Flu by Kim Hye-soon

Translated by Chae-Pyong Song

Flu by Kim Hye-soon 

We looked at each other in the other world
as if I existed inside the black and white picture he was looking down from.

Inside his picture I always felt cold.
Coughing trees were standing along the river, hacking away.

Whenever I awoke, I was always climbing a snowy mountain.

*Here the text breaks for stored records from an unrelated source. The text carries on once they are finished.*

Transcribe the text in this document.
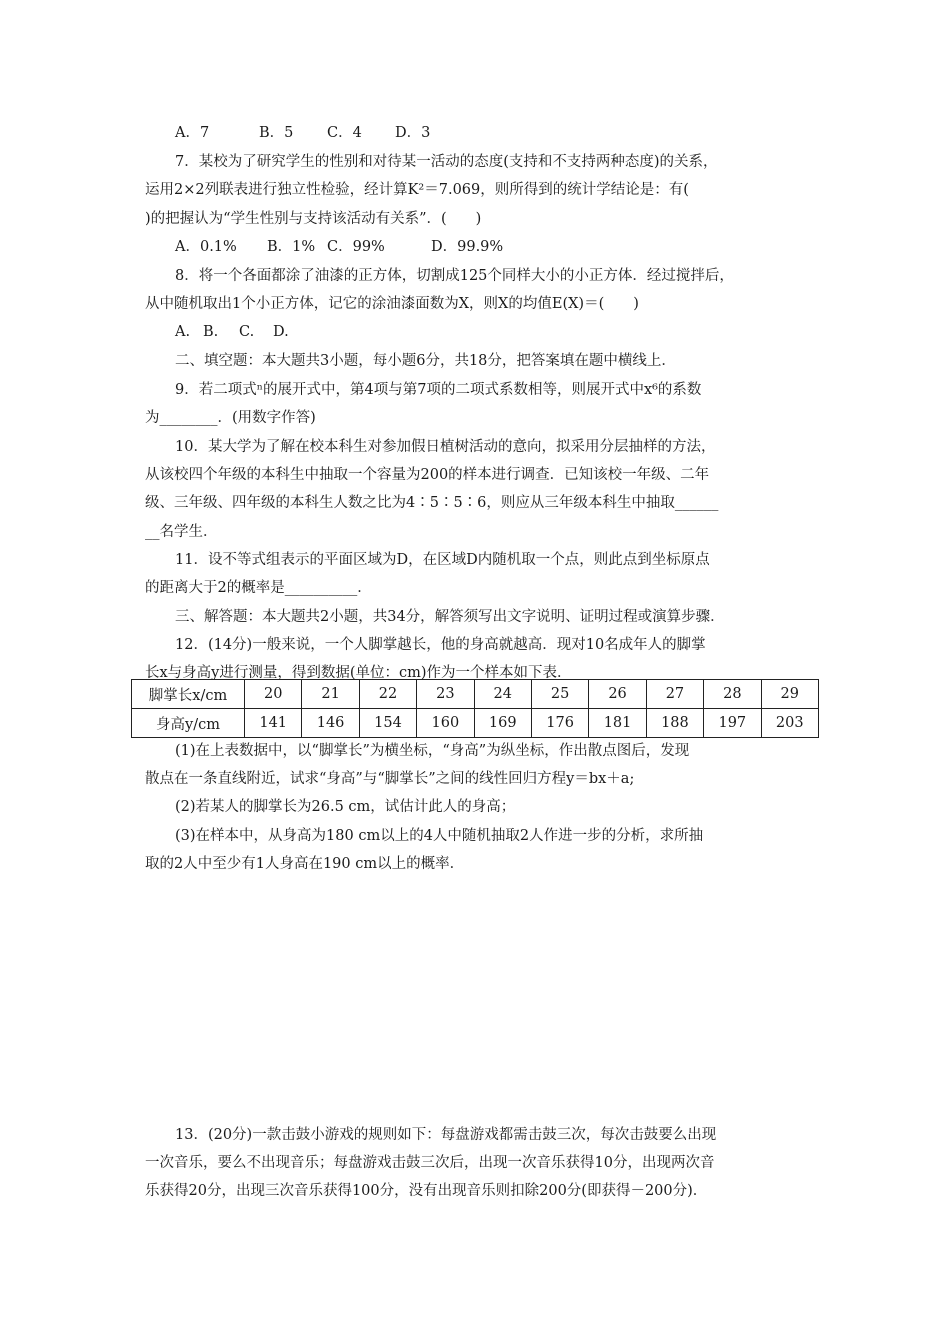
A．7	B．5 C．4 D．3
7．某校为了研究学生的性别和对待某一活动的态度(支持和不支持两种态度)的关系，
运用2×2列联表进行独立性检验，经计算K²＝7.069，则所得到的统计学结论是：有(
)的把握认为“学生性别与支持该活动有关系”．(　　)
A．0.1% B．1% C．99%	D．99.9%
8．将一个各面都涂了油漆的正方体，切割成125个同样大小的小正方体．经过搅拌后，
从中随机取出1个小正方体，记它的涂油漆面数为X，则X的均值E(X)＝(　　)
A. B. C. D.
二、填空题：本大题共3小题，每小题6分，共18分，把答案填在题中横线上．
9．若二项式ⁿ的展开式中，第4项与第7项的二项式系数相等，则展开式中x⁶的系数
为________．(用数字作答)
10．某大学为了解在校本科生对参加假日植树活动的意向，拟采用分层抽样的方法，
从该校四个年级的本科生中抽取一个容量为200的样本进行调查．已知该校一年级、二年
级、三年级、四年级的本科生人数之比为4∶5∶5∶6，则应从三年级本科生中抽取______
__名学生．
11．设不等式组表示的平面区域为D，在区域D内随机取一个点，则此点到坐标原点
的距离大于2的概率是__________．
三、解答题：本大题共2小题，共34分，解答须写出文字说明、证明过程或演算步骤．
12．(14分)一般来说，一个人脚掌越长，他的身高就越高．现对10名成年人的脚掌
长x与身高y进行测量，得到数据(单位：cm)作为一个样本如下表．
脚掌长x/cm	20	21	22	23	24	25	26	27	28	29
身高y/cm	141	146	154	160	169	176	181	188	197	203
(1)在上表数据中，以“脚掌长”为横坐标，“身高”为纵坐标，作出散点图后，发现
散点在一条直线附近，试求“身高”与“脚掌长”之间的线性回归方程y＝bx＋a;
(2)若某人的脚掌长为26.5 cm，试估计此人的身高；
(3)在样本中，从身高为180 cm以上的4人中随机抽取2人作进一步的分析，求所抽
取的2人中至少有1人身高在190 cm以上的概率．
13．(20分)一款击鼓小游戏的规则如下：每盘游戏都需击鼓三次，每次击鼓要么出现
一次音乐，要么不出现音乐；每盘游戏击鼓三次后，出现一次音乐获得10分，出现两次音
乐获得20分，出现三次音乐获得100分，没有出现音乐则扣除200分(即获得－200分)．
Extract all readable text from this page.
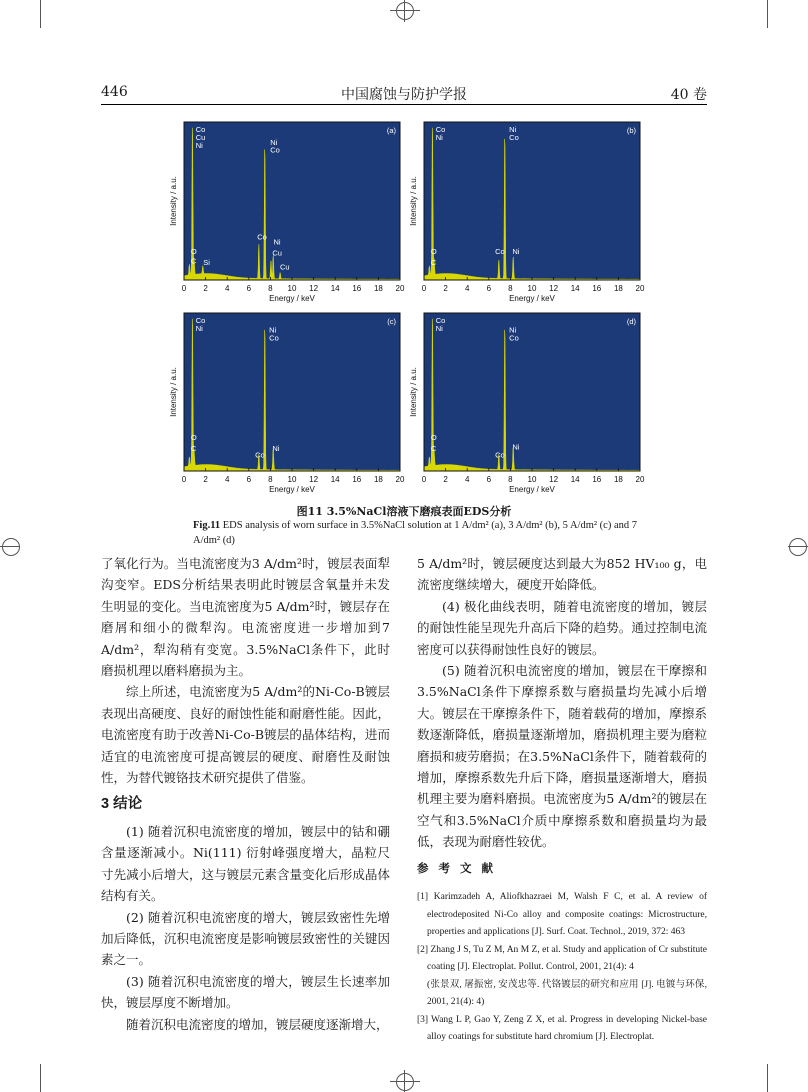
446	中国腐蚀与防护学报	40 卷
Co
Cu
Ni	Ni
Co
O
C Si
Co
Ni
Cu
Cu
(a)
0 2 4 6 8 10 12 14 16 18 20
Energy / keV
Intensity / a.u.
Co
Ni
Ni
Co
O
C
Co Ni
(b)
0 2 4 6 8 10 12 14 16 18 20
Energy / keV
Intensity / a.u.
Co
Ni	Ni
Co
O
C
Co
Ni
(c)
0 2 4 6 8 10 12 14 16 18 20
Energy / keV
Intensity / a.u.
Co
Ni	Ni
Co
O
C
Co
Ni
(d)
0 2 4 6 8 10 12 14 16 18 20
Energy / keV
Intensity / a.u.
图11 3.5%NaCl溶液下磨痕表面EDS分析
Fig.11 EDS analysis of worn surface in 3.5%NaCl solution at 1 A/dm² (a), 3 A/dm² (b), 5 A/dm² (c) and 7 A/dm² (d)

了氧化行为。当电流密度为3 A/dm²时，镀层表面犁沟变窄。EDS分析结果表明此时镀层含氧量并未发生明显的变化。当电流密度为5 A/dm²时，镀层存在磨屑和细小的微犁沟。电流密度进一步增加到7 A/dm²，犁沟稍有变宽。3.5%NaCl条件下，此时磨损机理以磨料磨损为主。

综上所述，电流密度为5 A/dm²的Ni-Co-B镀层表现出高硬度、良好的耐蚀性能和耐磨性能。因此，电流密度有助于改善Ni-Co-B镀层的晶体结构，进而适宜的电流密度可提高镀层的硬度、耐磨性及耐蚀性，为替代镀铬技术研究提供了借鉴。

3 结论

(1) 随着沉积电流密度的增加，镀层中的钴和硼含量逐渐减小。Ni(111) 衍射峰强度增大，晶粒尺寸先减小后增大，这与镀层元素含量变化后形成晶体结构有关。

(2) 随着沉积电流密度的增大，镀层致密性先增加后降低，沉积电流密度是影响镀层致密性的关键因素之一。

(3) 随着沉积电流密度的增大，镀层生长速率加快，镀层厚度不断增加。

随着沉积电流密度的增加，镀层硬度逐渐增大，

5 A/dm²时，镀层硬度达到最大为852 HV₁₀₀ g，电流密度继续增大，硬度开始降低。

(4) 极化曲线表明，随着电流密度的增加，镀层的耐蚀性能呈现先升高后下降的趋势。通过控制电流密度可以获得耐蚀性良好的镀层。

(5) 随着沉积电流密度的增加，镀层在干摩擦和3.5%NaCl条件下摩擦系数与磨损量均先减小后增大。镀层在干摩擦条件下，随着载荷的增加，摩擦系数逐渐降低，磨损量逐渐增加，磨损机理主要为磨粒磨损和疲劳磨损；在3.5%NaCl条件下，随着载荷的增加，摩擦系数先升后下降，磨损量逐渐增大，磨损机理主要为磨料磨损。电流密度为5 A/dm²的镀层在空气和3.5%NaCl介质中摩擦系数和磨损量均为最低，表现为耐磨性较优。

参 考 文 献

[1] Karimzadeh A, Aliofkhazraei M, Walsh F C, et al. A review of electrodeposited Ni-Co alloy and composite coatings: Microstructure, properties and applications [J]. Surf. Coat. Technol., 2019, 372: 463

[2] Zhang J S, Tu Z M, An M Z, et al. Study and application of Cr substitute coating [J]. Electroplat. Pollut. Control, 2001, 21(4): 4

(张景双, 屠振密, 安茂忠等. 代铬镀层的研究和应用 [J]. 电镀与环保, 2001, 21(4): 4)

[3] Wang L P, Gao Y, Zeng Z X, et al. Progress in developing Nickel-base alloy coatings for substitute hard chromium [J]. Electroplat.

After narrowly making it around a corner, there were still vast white snow fields
and endless cliffs that dropped sharply from the edge.

That evening I looked out at his eyes, wide open like a frozen sky.

A rumor spread that a ghost with the flu was coming to the village.
At every chimney, clouds shook their bodies.

He is not in my body, because I drove him out.

With an avalanche in my heart I shivered for more than an hour.

As coughing trees shook down snowballs,
jagged ice shot out from the open valley.

Barefaced, I was sitting on a frozen bench,
withstanding the wind, with quivering lips.

I wanted to escape from this frame he was looking down from.

(Originally published in Azalea: Journal of Korean Literature and Culture, Volume 3, 2010)

Kim Hye-soon’s writing career began in 1979 when she published five poems, including “A Smoking Poet,” in the quarterly magazine Literature and Intelligence. Her publications include the collections From Another Constellation; A Scarecrow Father Built; A Star’s Hell; My Upanishad, Seoul; Poor Love Machine; and Calendar Factory, Factory Supervisor, Please Look. Recently she won the Daesan Literature Award for her latest collection of poems, Your First (2008). She currently teaches creative writing at Seoul Institute of the Arts.

The Horizon by Kim Hye-soon

Translated by Chae-Pyong Song

Photographed by Chae-Pyong Song

The Horizon by Kim Hye-soon

Who broke it?
The horizon beyond,
the fissure between heaven and earth,
an evening where crimson water spreads out from the gap.

Who broke it?
The slit between upper and lower eyelids,
The scars of my body broken because of emptiness within and without,
an evening where tears erupt from the gap.

Can only a wound flow into a wound?
The glow of sunset rushes toward me as I open my eyes.
When a wound touches a wound,
red water flows without end.
Even the exit, disguised as you, shuts in darkness.

Who broke it?
The white day from the dark night.
During the day she becomes a hawk,
at night he becomes a wolf.
Through the gap, the evening of our encounter
brushes by like a knife blade.

(Originally published in Azalea: Journal of Korean Literature and Culture, Volume 3, 2010)

 

 

A Sand Woman by Kim Hye-soon

Translated by Chae-Pyong Song and Anne Rashid

Photographed by Lee Sang Youp

A Sand Woman by Kim Hye-soon

From inside sand a woman was lifted up—
she was intact, not even a hair damaged

After his departure she hadn’t slept or eaten, it was said–
though she kept her eyes closed,
and wasn’t breathing,
she wasn’t dead

People came and took her away—
they undressed her, immersed her in salt water, parted her legs,
cut her hair, opened her chest, I was told

Though they said he had died at the battlefield
and even though the country she left was far away,
the woman held her breath
and didn’t release it into the world—
though knife blades went in and out of her body, she would not open her eyes.

They sewed her up again and laid her down inside a glass case—
he, whom she had been awaiting, didn’t come, but from four corners fingers pressed in

Every day I looked down vacantly
on two hands they laid out on paper–
after they lifted up the woman hidden inside sand,
I wanted to escape far away from here on a camel

In every dream the woman followed me
and opened her closed eyes like a flash—
the insides of her eyelids were wider and deeper than the desert’s night sky

(Originally published in The Korea Times, November 2, 2009)

Kim Hye-soon was born in 1955 at Uljin, North Gyeongsang Province. She graduated from Konkuk University majoring Korean literature and started writing poems from there.
Her literary career took off when she debuted with her poem “The Corpse that Smokes Cigarettes” in 1979. In 1997, she received the Kim Su-young Literature Award and also the Korean Poetry Award in 2000. She is currently a professor at the Creative Writing department of Seoul Institute of the Arts.